According to insurance claim records, the most common problem in building construction is water damage. Flooding incidents in residential and commercial buildings could cause up to $100M losses if not dealt with in time. However, the solutions to prevent and detect flooding really lack. Existing solutions require special hardware mounted on the water pipes.
What it does
Our system uses image data captured by the surveillance camera to detect flooding with computer vision algorithms. Once a flood is detected, our system automatically sends a warning email to the building owner with the latest flooding image. The system automatically increases the monitoring frequency on the incident building and stores flooding images on in the database for future records.
How we built it
First, we created a Spring boot project. We created some error classes and exception classes so that all the errors will be handled by Spring and the system won't crash. Then we tried a simple Hello World request and test if it is working. We assume that the images will be sent from the cameras using HTTP requests and the data will be a byte array. We created the controllers, models, services, and data access layers. If an image needs to be saved, it will first be put in a model, checked in the service class, then using the JPA repository to store in the MySql database. We use Java mail API in Spring framework and save the image in the server, then read and attach it in the email.

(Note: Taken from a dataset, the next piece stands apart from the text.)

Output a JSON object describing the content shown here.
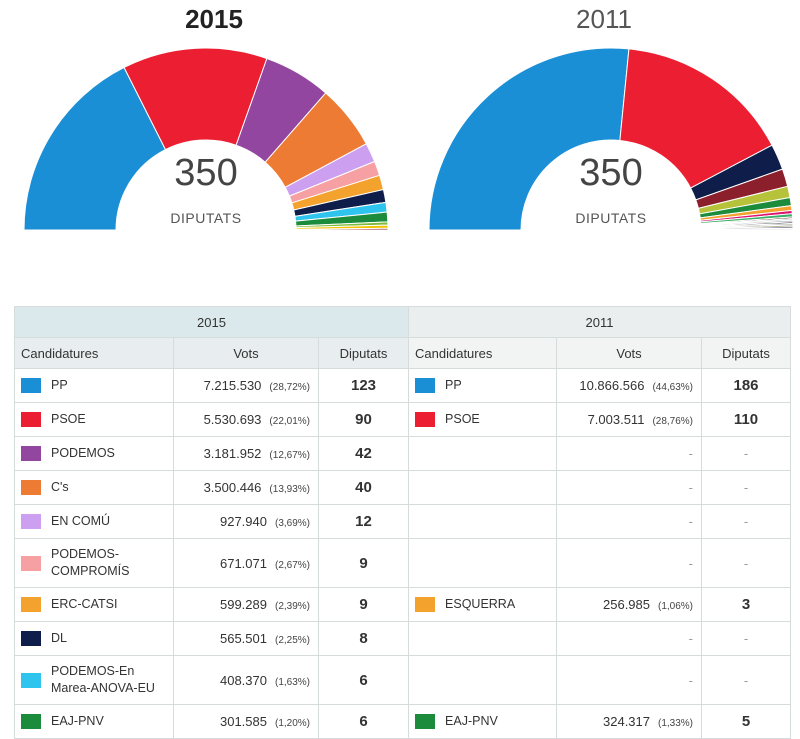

We use Google Vision APIs to check if the image in the request contains any flooding incident. If the answer is yes, the image will be saved in the database and attached to the alerting email. Our server also gives feedback to the surveillance camera in order to increase data collection frequency when flooding is detected.
Challenges we ran into
There is no dataset for indoor flooding. The common computer vision models for image classification can only recognize flooding caused by extreme weather. We have tried Google Vision APIs' classification and web detection methods and came up with a combined solution for better detecting residential floods. We also explore deep learning architectures that can be used once indoor flooding data is collected from insurance companies.
When we use the Google Cloud Vision API, we ran into an authentication issue. According to the documentation, we need to set an environment variable for the credential file. However, we tried all the methods in Google's document, but none of them worked. We found that the ways Google provides are not setting the environment variable permanently and once the command window is closed, it won't work. Setting the environment variable manually solved the problem.
Accomplishments that we're proud of
We are very proud that we have built a complete flooding alerting system within such a short period of time and just two of us. And we are also able to attend interesting workshops and tech fairs during the break of hacking.
What we learned
We have learned how to apply AI models to real-world problems and backend development using Spring.
What's next for Anti-Flooding
Request real indoor flooding data from the insurance companies and improve the AI algorithms to classify flooding scenes in higher accuracy and robustness.